June 13th, 2014 by Mark Rittman
All week I’ve been looking at what’s involved in moving data around Hadoop on the Oracle Big Data Appliance, using ODI12c to orchestrate the end-to-end process. Using web log data from the Rittman Mead website, I first landed the log data on HDFS using Apache Flume, then transformed the data in several stages using Hive transformations built using ODI mappings and knowledge modules. The links below give the previous articles in this series, where you can read how I transformed data using Hive, Sqoop and Python streaming:
- End-to-End ODI12c ETL on Oracle Big Data Appliance Pt.1 : Flume to Initial Hive Table
- End-to-End ODI12c ETL on Oracle Big Data Appliance Pt.2 : Hive Table Joins, Aggregation and Loading
- End-to-End ODI12c ETL on Oracle Big Data Appliance Pt.3 : Enhance with Oracle Reference Data via Sqoop, and CKMs
- End-to-End ODI12c ETL on Oracle Big Data Appliance Pt.4 : Transforming Data using Python & Hive Streaming
- End-to-End ODI12c ETL on Oracle Big Data Appliance Pt.5 : Bulk Unload to Oracle
At the end of all these ODI12c transformations, I’m left with a Hive table containing summarised web page accesses, enhanced with reference data on the page title and author, and with the entries geocoded with the name of the country associated with the page access. In many cases, this is where I’d leave the data, but quite often it’d be useful to then export the data out of Hadoop and into an Oracle database, so that I could load it into a data warehouse, or analyse it using a richer SQL dialect than I can get with HiveQL. I could use Sqoop to get the data out of Hive and into Oracle, but for larger exports in particular I’d get better unload performance by using Oracle Loader for Hadoop, one of the Oracle Big Data Connectors that typically come with Oracle Big Data Appliance.
There’s actually two Oracle Big Data Connectors that deal with getting data out of Hadoop and into Oracle; Oracle Direct Connector for HDFS (ODCH) gives you the ability to define an Oracle Database External Table over a HDFS file or Hive table, and is useful if you just want to access the data in Hadoop without actually loading it into an Oracle Database.
The way ODCH works is that it adds a special type of adapter to the external table feature in Oracle Database, that gives the database the ability to stream HDFS files in a similar way to how external tables stream regular file data into the database.
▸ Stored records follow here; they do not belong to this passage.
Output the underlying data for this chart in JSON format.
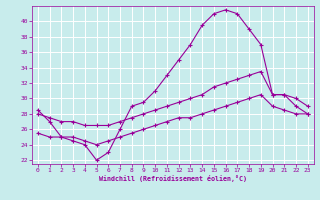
{
  "xlabel": "Windchill (Refroidissement éolien,°C)",
  "bg_color": "#c8ecec",
  "line_color": "#990099",
  "grid_color": "#ffffff",
  "xlim": [
    -0.5,
    23.5
  ],
  "ylim": [
    21.5,
    42.0
  ],
  "xticks": [
    0,
    1,
    2,
    3,
    4,
    5,
    6,
    7,
    8,
    9,
    10,
    11,
    12,
    13,
    14,
    15,
    16,
    17,
    18,
    19,
    20,
    21,
    22,
    23
  ],
  "yticks": [
    22,
    24,
    26,
    28,
    30,
    32,
    34,
    36,
    38,
    40
  ],
  "line1_x": [
    0,
    1,
    2,
    3,
    4,
    5,
    6,
    7,
    8,
    9,
    10,
    11,
    12,
    13,
    14,
    15,
    16,
    17,
    18,
    19,
    20,
    21,
    22,
    23
  ],
  "line1_y": [
    28.5,
    27.0,
    25.0,
    24.5,
    24.0,
    22.0,
    23.0,
    26.0,
    29.0,
    29.5,
    31.0,
    33.0,
    35.0,
    37.0,
    39.5,
    41.0,
    41.5,
    41.0,
    39.0,
    37.0,
    30.5,
    30.5,
    29.0,
    28.0
  ],
  "line2_x": [
    0,
    1,
    2,
    3,
    4,
    5,
    6,
    7,
    8,
    9,
    10,
    11,
    12,
    13,
    14,
    15,
    16,
    17,
    18,
    19,
    20,
    21,
    22,
    23
  ],
  "line2_y": [
    28.0,
    27.5,
    27.0,
    27.0,
    26.5,
    26.5,
    26.5,
    27.0,
    27.5,
    28.0,
    28.5,
    29.0,
    29.5,
    30.0,
    30.5,
    31.5,
    32.0,
    32.5,
    33.0,
    33.5,
    30.5,
    30.5,
    30.0,
    29.0
  ],
  "line3_x": [
    0,
    1,
    2,
    3,
    4,
    5,
    6,
    7,
    8,
    9,
    10,
    11,
    12,
    13,
    14,
    15,
    16,
    17,
    18,
    19,
    20,
    21,
    22,
    23
  ],
  "line3_y": [
    25.5,
    25.0,
    25.0,
    25.0,
    24.5,
    24.0,
    24.5,
    25.0,
    25.5,
    26.0,
    26.5,
    27.0,
    27.5,
    27.5,
    28.0,
    28.5,
    29.0,
    29.5,
    30.0,
    30.5,
    29.0,
    28.5,
    28.0,
    28.0
  ]
}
This makes ODCH very convenient if you just want access to HDFS or Hive data from an Oracle database, but it suffers from the same performance penalty as regular external flat file access, in that you can’t index the table and so forth; so if you want high-performance access to data held in a Hadoop system, and you need this access more than just occasionally, you’re better off copying the data right into the Oracle database, and this is where Oracle Loader for Hadoop comes in.
Oracle Loader for Hadoop (OLH) is a bulk-unloader for Hadoop that uses MapReduce technology to sort, partition and organise the data extraction at the Hadoop end, and then fast-unload the data into the Oracle Database typically much faster than a Sqoop data transfer.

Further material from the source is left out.